When Your Writing Mind Goes Blank

Heh. I’ve just spent a couple of frenzied hours scouring the web for video writing courses. I quickly found and bought a class on polishing your writing, and I watched half the course before I realised I wasn’t looking for knowledge on craftsmanship – I was looking for something to get the words OUT.

I resumed the search for courses and found one that seemed promising. Instead of going into the mechanics of writing, it covered the anxieties that writers face. Y’know, ‘How much should I reveal of myself?’, ‘How do I overcome the crippling self-doubt?’, and so on. Still, I wanted to be careful with spending more money, so I found a way to phrase my problem and googled it instead. A Quora page named ‘Why does my mind go blank when I’m about to write?’ caught my interest, and I read some of the answers.

Now I’m writing.

I’ve done this a lot over the years: I’ve felt the need to write URGENTLY, been paralysed by the thought that I have no ideas, and started hunting for something that’ll drag something – whatever – out of my head. It’s like I just stopped knowing my own mind. Of course I know my interests, but when I want to write about them my mind just goes blank.

It scares me how willing I was to throw money at whatever seemed helpful just now, when the answer was free and took me moments to find. It reveals just how horrifying I find it when my mind goes blank. When I want to write, but can’t. Or think I can’t.

So what was the answer that allowed me to finally write tonight? It was this:

If you are of the first type (like me), it typically helps to have a mood, style, image or even a fragment of language swirling through your mind as you sit to write. It could be from a novel you are just reading, something you just witnessed, a piece of music you heard, a movie you saw or even a deep emotional spike you just had (anger, fear, laughter, frustration, etc). These typically evoke responses that are usually framed by the ‘feel’ (for lack of a better word) and sets the mood for what you write. I always rely on music to drive the feel of what I write. There are numerous other hacks too. For example, you could pick the first word you come across at random and begin to construct a sentence in the broad framework of what you are looking to write.

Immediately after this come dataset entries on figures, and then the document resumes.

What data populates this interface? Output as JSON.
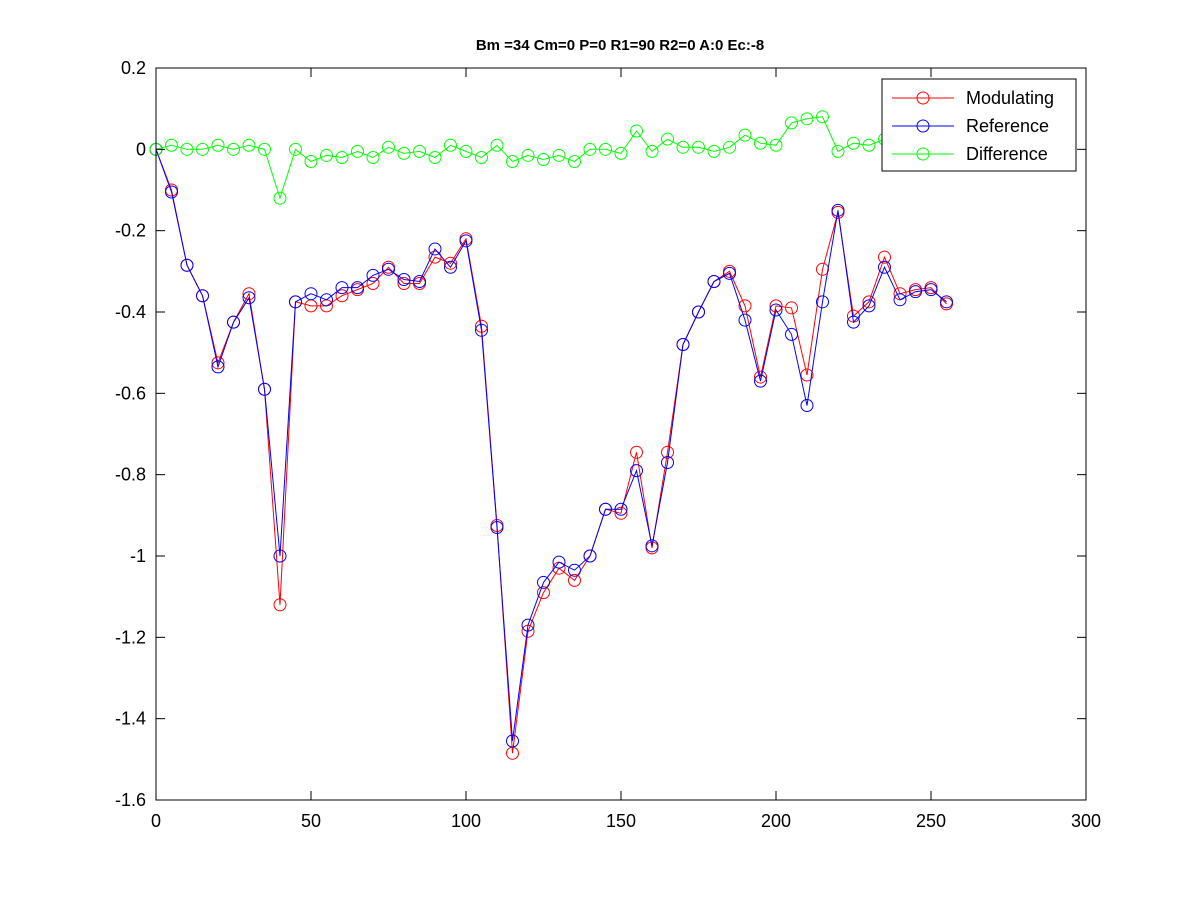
{
  "chart_data": {
    "type": "line",
    "title": "Bm =34  Cm=0  P=0  R1=90  R2=0  A:0  Ec:-8",
    "xlabel": "",
    "ylabel": "",
    "xlim": [
      0,
      300
    ],
    "ylim": [
      -1.6,
      0.2
    ],
    "xticks": [
      0,
      50,
      100,
      150,
      200,
      250,
      300
    ],
    "yticks": [
      0.2,
      0,
      -0.2,
      -0.4,
      -0.6,
      -0.8,
      -1,
      -1.2,
      -1.4,
      -1.6
    ],
    "ytick_labels": [
      "0.2",
      "0",
      "-0.2",
      "-0.4",
      "-0.6",
      "-0.8",
      "-1",
      "-1.2",
      "-1.4",
      "-1.6"
    ],
    "grid": false,
    "legend_position": "top-right",
    "x": [
      0,
      5,
      10,
      15,
      20,
      25,
      30,
      35,
      40,
      45,
      50,
      55,
      60,
      65,
      70,
      75,
      80,
      85,
      90,
      95,
      100,
      105,
      110,
      115,
      120,
      125,
      130,
      135,
      140,
      145,
      150,
      155,
      160,
      165,
      170,
      175,
      180,
      185,
      190,
      195,
      200,
      205,
      210,
      215,
      220,
      225,
      230,
      235,
      240,
      245,
      250,
      255
    ],
    "series": [
      {
        "name": "Modulating",
        "color": "#ff0000",
        "values": [
          0,
          -0.1,
          -0.285,
          -0.36,
          -0.525,
          -0.425,
          -0.355,
          -0.59,
          -1.12,
          -0.375,
          -0.385,
          -0.385,
          -0.36,
          -0.345,
          -0.33,
          -0.29,
          -0.33,
          -0.33,
          -0.265,
          -0.28,
          -0.22,
          -0.435,
          -0.925,
          -1.485,
          -1.185,
          -1.09,
          -1.03,
          -1.06,
          -1.0,
          -0.885,
          -0.895,
          -0.745,
          -0.98,
          -0.745,
          -0.48,
          -0.4,
          -0.325,
          -0.3,
          -0.385,
          -0.56,
          -0.385,
          -0.39,
          -0.555,
          -0.295,
          -0.155,
          -0.41,
          -0.375,
          -0.265,
          -0.355,
          -0.345,
          -0.34,
          -0.38
        ]
      },
      {
        "name": "Reference",
        "color": "#0000ff",
        "values": [
          0,
          -0.105,
          -0.285,
          -0.36,
          -0.535,
          -0.425,
          -0.365,
          -0.59,
          -1.0,
          -0.375,
          -0.355,
          -0.37,
          -0.34,
          -0.34,
          -0.31,
          -0.295,
          -0.32,
          -0.325,
          -0.245,
          -0.29,
          -0.225,
          -0.445,
          -0.93,
          -1.455,
          -1.17,
          -1.065,
          -1.015,
          -1.035,
          -1.0,
          -0.885,
          -0.885,
          -0.79,
          -0.975,
          -0.77,
          -0.48,
          -0.4,
          -0.325,
          -0.305,
          -0.42,
          -0.57,
          -0.395,
          -0.455,
          -0.63,
          -0.375,
          -0.15,
          -0.425,
          -0.385,
          -0.29,
          -0.37,
          -0.35,
          -0.345,
          -0.375
        ]
      },
      {
        "name": "Difference",
        "color": "#00ff00",
        "values": [
          0,
          0.01,
          0.0,
          0.0,
          0.01,
          0.0,
          0.01,
          0.0,
          -0.12,
          0.0,
          -0.03,
          -0.015,
          -0.02,
          -0.005,
          -0.02,
          0.005,
          -0.01,
          -0.005,
          -0.02,
          0.01,
          -0.005,
          -0.02,
          0.01,
          -0.03,
          -0.015,
          -0.025,
          -0.015,
          -0.03,
          0.0,
          0.0,
          -0.01,
          0.045,
          -0.005,
          0.025,
          0.005,
          0.005,
          -0.005,
          0.005,
          0.035,
          0.015,
          0.01,
          0.065,
          0.075,
          0.08,
          -0.005,
          0.015,
          0.01,
          0.025,
          0.015,
          0.005,
          0.005,
          -0.005
        ]
      }
    ]
  }
}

The first few words don’t matter except they serve as the base from which you either build on naturally or decide to throw it away and retype different ‘first few words’.

Yep. I keep coming back to this idea of using a tiny fragment to work with. Every time I’m reminded of this technique, I get writing. It’s like my rigid ideas about structure and story planning and sentence structuring and captivating the audience and BLAH BLAH just melts away. Holy crap, does it feel good. I need to put that quote on a post-it and hang it on the fridge.

I can’t believe I almost spent 40 dollars on help I found for free on Google, guys.

Moral of the story: Don’t panic. Get back to basics. Start with the very first building block.

Don’t spend 40 dollars on writing courses until you’ve calmed down.